Highest Common Factor of 88, 621 using Euclid's algorithm

Highest common factor or Highest common divisor (hcd) can be calculated by Euclid's algotithm.

Highest common factor (HCF) of 88, 621 is 1.

Step 1: Since 621 > 88, we apply the division lemma to 621 and 88, to get

621 = 88 x 7 + 5

Step 2: Since the reminder 88 ≠ 0, we apply division lemma to 5 and 88, to get

88 = 5 x 17 + 3

Step 3: We consider the new divisor 5 and the new remainder 3, and apply the division lemma to get

5 = 3 x 1 + 2

We consider the new divisor 3 and the new remainder 2,and apply the division lemma to get

3 = 2 x 1 + 1

We consider the new divisor 2 and the new remainder 1,and apply the division lemma to get

2 = 1 x 2 + 0

The remainder has now become zero, so our procedure stops. Since the divisor at this stage is 1, the HCF of 88 and 621 is 1

Notice that 1 = HCF(2,1) = HCF(3,2) = HCF(5,3) = HCF(88,5) = HCF(621,88) .
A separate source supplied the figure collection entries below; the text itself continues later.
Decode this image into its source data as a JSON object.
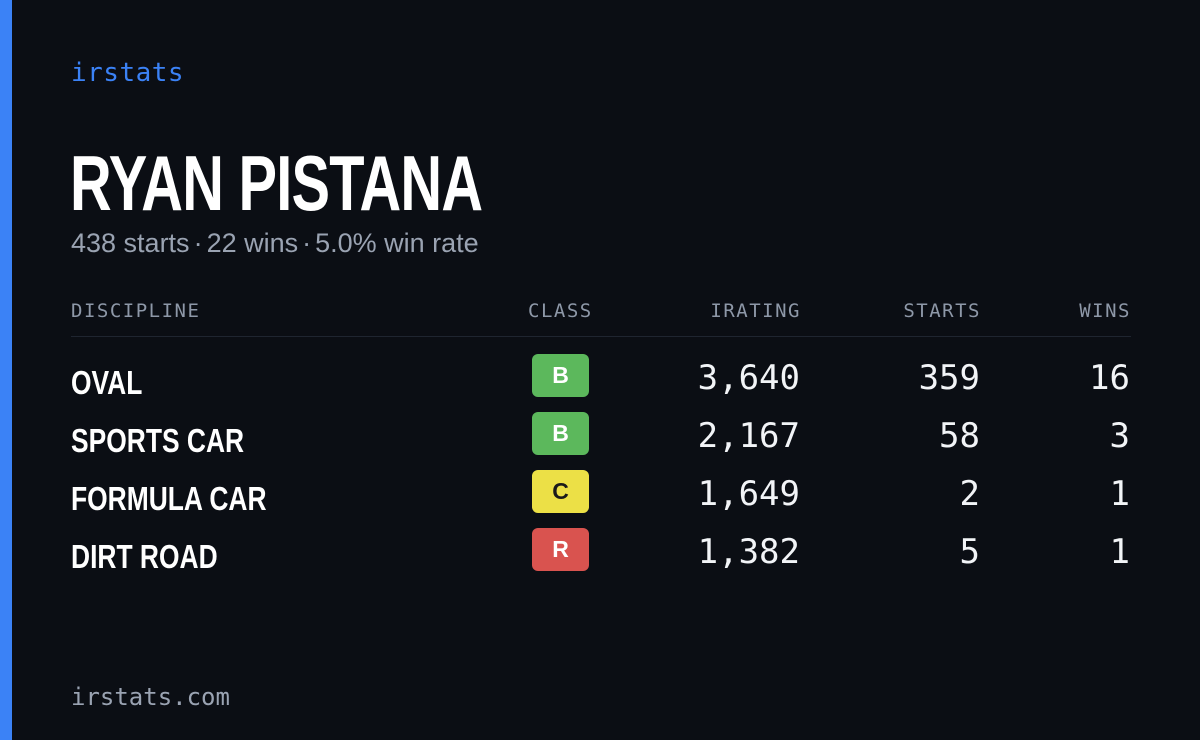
{
  "brand": "irstats",
  "driver": {
    "name": "RYAN PISTANA",
    "starts_text": "438 starts",
    "wins_text": "22 wins",
    "win_rate_text": "5.0% win rate",
    "separator": "·"
  },
  "table": {
    "headers": {
      "discipline": "DISCIPLINE",
      "class": "CLASS",
      "irating": "IRATING",
      "starts": "STARTS",
      "wins": "WINS"
    },
    "rows": [
      {
        "discipline": "OVAL",
        "class": "B",
        "class_color": "#5cb85c",
        "class_text_color": "#ffffff",
        "irating": "3,640",
        "starts": "359",
        "wins": "16"
      },
      {
        "discipline": "SPORTS CAR",
        "class": "B",
        "class_color": "#5cb85c",
        "class_text_color": "#ffffff",
        "irating": "2,167",
        "starts": "58",
        "wins": "3"
      },
      {
        "discipline": "FORMULA CAR",
        "class": "C",
        "class_color": "#ece046",
        "class_text_color": "#1a1a1a",
        "irating": "1,649",
        "starts": "2",
        "wins": "1"
      },
      {
        "discipline": "DIRT ROAD",
        "class": "R",
        "class_color": "#d9534f",
        "class_text_color": "#ffffff",
        "irating": "1,382",
        "starts": "5",
        "wins": "1"
      }
    ]
  },
  "footer": {
    "url": "irstats.com"
  },
  "colors": {
    "accent": "#3b82f6",
    "background": "#0b0e14",
    "muted": "#9aa3b2"
  }
}
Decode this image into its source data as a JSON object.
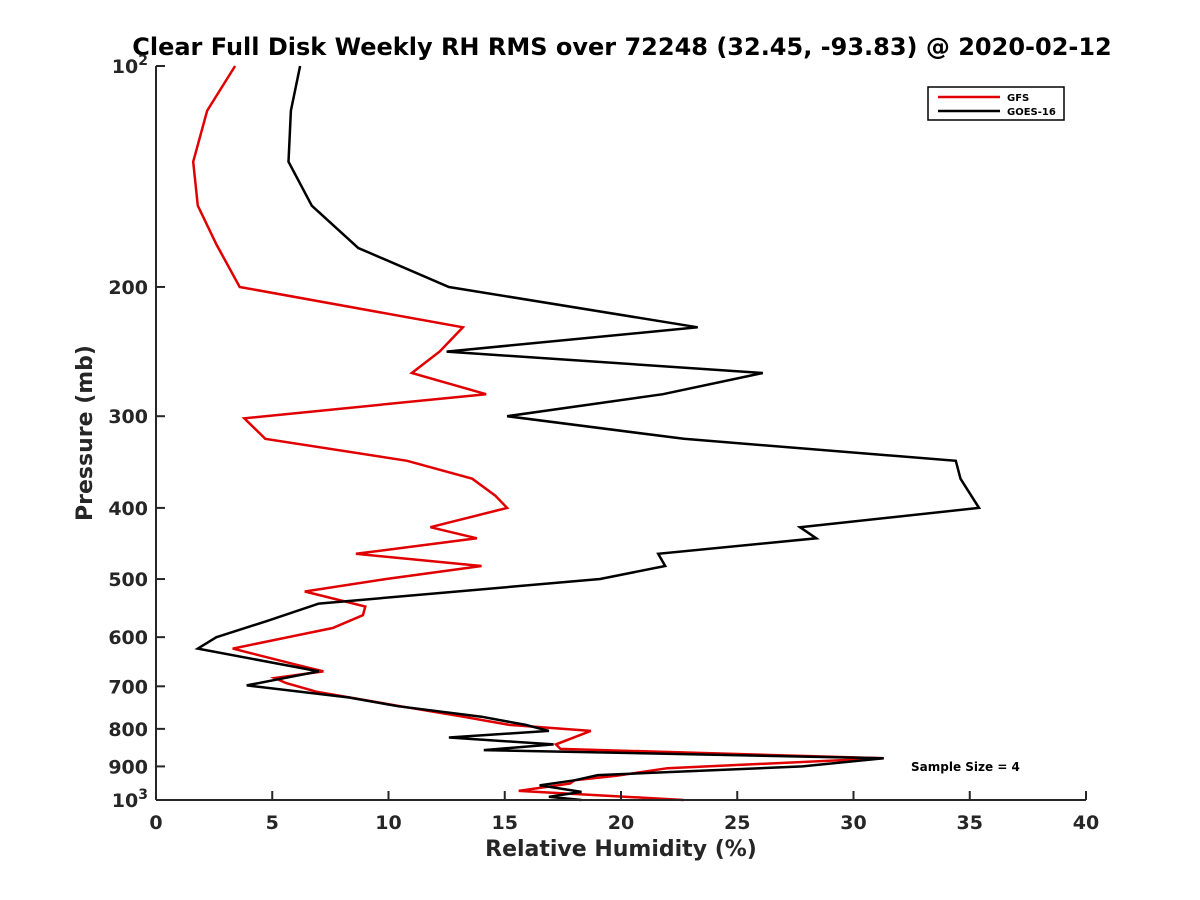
{
  "chart_data": {
    "type": "line",
    "title": "Clear Full Disk Weekly RH RMS over 72248 (32.45, -93.83) @ 2020-02-12",
    "xlabel": "Relative Humidity (%)",
    "ylabel": "Pressure (mb)",
    "xlim": [
      0,
      40
    ],
    "ylim": [
      100,
      1000
    ],
    "yscale": "log",
    "yreverse": true,
    "xticks": [
      0,
      5,
      10,
      15,
      20,
      25,
      30,
      35,
      40
    ],
    "yticks": [
      {
        "value": 100,
        "base": "10",
        "exp": "2"
      },
      {
        "value": 200,
        "label": "200"
      },
      {
        "value": 300,
        "label": "300"
      },
      {
        "value": 400,
        "label": "400"
      },
      {
        "value": 500,
        "label": "500"
      },
      {
        "value": 600,
        "label": "600"
      },
      {
        "value": 700,
        "label": "700"
      },
      {
        "value": 800,
        "label": "800"
      },
      {
        "value": 900,
        "label": "900"
      },
      {
        "value": 1000,
        "base": "10",
        "exp": "3"
      }
    ],
    "legend_position": "top-right",
    "series": [
      {
        "name": "GFS",
        "color": "#e00000",
        "points": [
          [
            3.4,
            100
          ],
          [
            2.2,
            115
          ],
          [
            1.6,
            135
          ],
          [
            1.8,
            155
          ],
          [
            2.6,
            175
          ],
          [
            3.6,
            200
          ],
          [
            13.2,
            227
          ],
          [
            12.2,
            245
          ],
          [
            11.0,
            262
          ],
          [
            14.2,
            280
          ],
          [
            3.8,
            302
          ],
          [
            4.7,
            322
          ],
          [
            10.8,
            345
          ],
          [
            13.6,
            365
          ],
          [
            14.6,
            385
          ],
          [
            15.1,
            400
          ],
          [
            11.8,
            425
          ],
          [
            13.8,
            440
          ],
          [
            8.6,
            462
          ],
          [
            14.0,
            480
          ],
          [
            9.9,
            500
          ],
          [
            6.4,
            520
          ],
          [
            9.0,
            545
          ],
          [
            8.9,
            560
          ],
          [
            7.6,
            583
          ],
          [
            3.3,
            622
          ],
          [
            6.1,
            655
          ],
          [
            7.2,
            668
          ],
          [
            5.1,
            682
          ],
          [
            5.6,
            693
          ],
          [
            6.9,
            712
          ],
          [
            10.5,
            745
          ],
          [
            13.2,
            770
          ],
          [
            15.2,
            790
          ],
          [
            18.7,
            805
          ],
          [
            17.2,
            840
          ],
          [
            17.4,
            852
          ],
          [
            31.3,
            877
          ],
          [
            22.0,
            905
          ],
          [
            19.8,
            927
          ],
          [
            18.0,
            940
          ],
          [
            17.8,
            950
          ],
          [
            15.6,
            972
          ],
          [
            22.7,
            1000
          ]
        ]
      },
      {
        "name": "GOES-16",
        "color": "#000000",
        "points": [
          [
            6.2,
            100
          ],
          [
            5.8,
            115
          ],
          [
            5.7,
            135
          ],
          [
            6.7,
            155
          ],
          [
            8.7,
            177
          ],
          [
            12.6,
            200
          ],
          [
            23.3,
            227
          ],
          [
            12.5,
            245
          ],
          [
            26.1,
            262
          ],
          [
            21.8,
            280
          ],
          [
            15.1,
            300
          ],
          [
            22.7,
            322
          ],
          [
            34.4,
            345
          ],
          [
            34.6,
            365
          ],
          [
            35.4,
            400
          ],
          [
            27.7,
            425
          ],
          [
            28.4,
            440
          ],
          [
            21.6,
            462
          ],
          [
            21.9,
            480
          ],
          [
            19.1,
            500
          ],
          [
            7.0,
            540
          ],
          [
            4.8,
            570
          ],
          [
            2.6,
            600
          ],
          [
            1.8,
            622
          ],
          [
            7.0,
            668
          ],
          [
            3.9,
            698
          ],
          [
            8.3,
            725
          ],
          [
            10.4,
            745
          ],
          [
            14.0,
            770
          ],
          [
            15.9,
            790
          ],
          [
            16.9,
            805
          ],
          [
            12.6,
            822
          ],
          [
            17.1,
            840
          ],
          [
            14.1,
            855
          ],
          [
            31.3,
            877
          ],
          [
            27.8,
            900
          ],
          [
            19.0,
            925
          ],
          [
            18.0,
            940
          ],
          [
            16.5,
            955
          ],
          [
            18.3,
            975
          ],
          [
            16.9,
            990
          ],
          [
            18.3,
            1000
          ]
        ]
      }
    ],
    "annotations": [
      "Sample Size = 4"
    ]
  }
}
Here are some samples of HCF using Euclid's Algorithm calculations.

• HCF of 78, 275
• HCF of 87, 813
• HCF of 60, 622
• HCF of 48, 108
• HCF of 10, 761

1. What is the Euclid division algorithm?

Answer: Euclid's Division Algorithm is a technique to compute the Highest Common Factor (HCF) of given positive integers.

2. what is the HCF of 88, 621?

Answer: HCF of 88, 621 is 1 the largest number that divides all the numbers leaving a remainder zero.

3. How to find HCF of 88, 621 using Euclid's Algorithm?

Answer: For arbitrary numbers 88, 621 apply Euclid’s Division Lemma in succession until you obtain a remainder zero. HCF is the remainder in the last but one step.